Technology
Installation
living-room augments a given room of
3.10 x 3.75 x 2.45 meters. This room is decorated with markers that enable
visual position tracking. The living-room book contains
the collection of different scenarios. Looking at the marker of a specific
scenario causes a scene change.
Hardware
living-room runs on an Apple G5 with 1.5 Gbyte RAM. Two
Fire-I unibrain FireWire cameras record the environment, one is needed
for position tracking and the other delivers the background image for
the AR scenery.
Software and Implementation
ARtoolkit is used for visual position tracking in the room and the recognition
of the scenario changes. The scenarios are implemented in Max/MSP and
Jitter. ARtoolkit was expanded with functions to adapt the position tracking
to the specific situation of living-room and to communicate
with Max/MSP over sockets and the OSC (Open Sound Control) protocol.
In Max/MSP/Jitter a special patch was developed, the living-room
engine, that contains the basic functionalities needed to run the different
scenarios, like the initialisation procedures, the rendering of the background
image, the socket connection to ARtoolkit, and the scene-change function.
Every scenario is a further patch that is loaded and unloaded by the living-room engine patch.

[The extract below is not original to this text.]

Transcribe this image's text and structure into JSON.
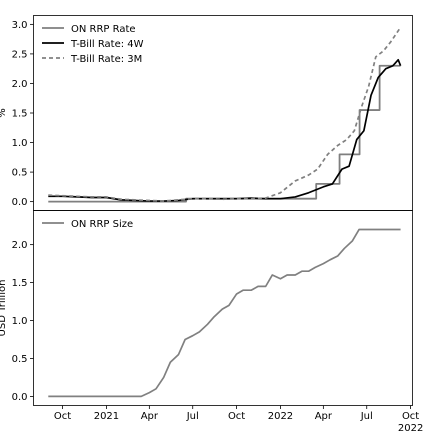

In the individual scenario patches the geometry,
sound, and dynamic behaviour of each scene are defined.
Little Portable Living
Room
A special application was created to allow the development of scenarios
independently of the physical living-room. The interface enables the user
to change camera position and look-at point. The data is sent to Jitter
using the OpenSoundControl protocol in the same way as the ARToolkit component.
Living room wallpaper
After experimenting for a while with 9 markers on each wall (see topmost
image) it became obvious that we needed more markers and bigger ones;
more markers to solve the problem when no marker is visible because the
user is too close to a wall. The larger markers improve position determination,
when the user is far away from a recognized marker.
A script was written to generate “wallpaper”, since
it would be very tedious to mount every marker individually on the walls
of the physical living-room. The script, written in Perl, generates postscript
files, which can be plotted, and creates the marker configuration file,
with the position information needed by ARToolkit. Different parameters
can be set in the script, i.e. the size and number of markers and their
distances from the edges. Currently we have mounted 5 markers in height
and 6-7 along the length of the walls.